Introduction: Medication error is one of the most common safety issues and the highest prevalence rate of preventable medication-related harm is seen in low-income and middle-income countries especially in Africa and South Asian countries. Studies done elsewhere show that medication errors related to transcription and drug chart documentation can be as high as 70%. A baseline survey done in our department showed that our drug charting practices and documentation are only complete in 45% which could significantly contribute to medication errors and patient safety.
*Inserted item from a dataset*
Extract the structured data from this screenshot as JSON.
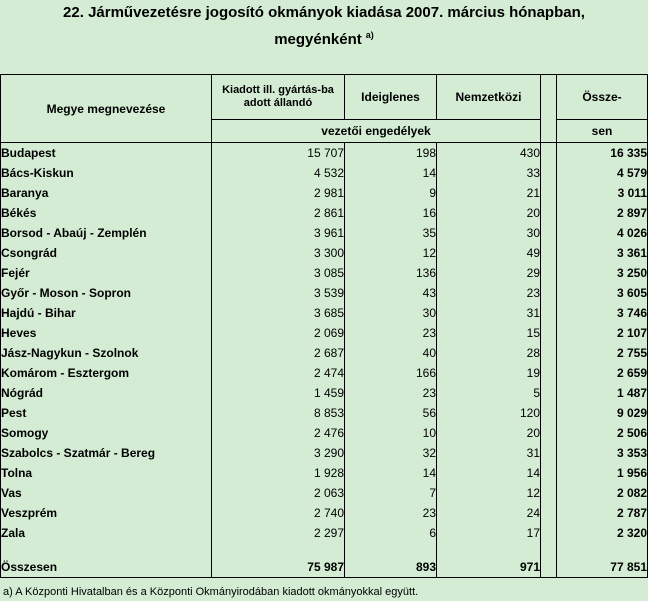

Methods: To address this gap, our project aimed to improve the drug charting practices and documentation among nurses in our department from 45% to more than 90% in 8 weeks. We formed a team and implemented strategies through four plan-do-study-act cycles. Interventions included increasing sensitisation about hospital transcription protocol, standardising drug charts and monitoring of drug chart practice. The members meet every 2 weeks to discuss, analyse and plan for next intervention based on our findings at the end of every cycle.
Results: At the end of the project, the completeness of drug chart documentation improved from 45% to 98% and adherence to standard charting practices from 51% to 98% CONCLUSION: Medication transcription error is common and improving on incomplete drug chart and poor charting practices can reduce errors. Our results emphasise the importance of simple and cost-effective intervention in bringing and achieving the aim which could be implemented in other department and institutions.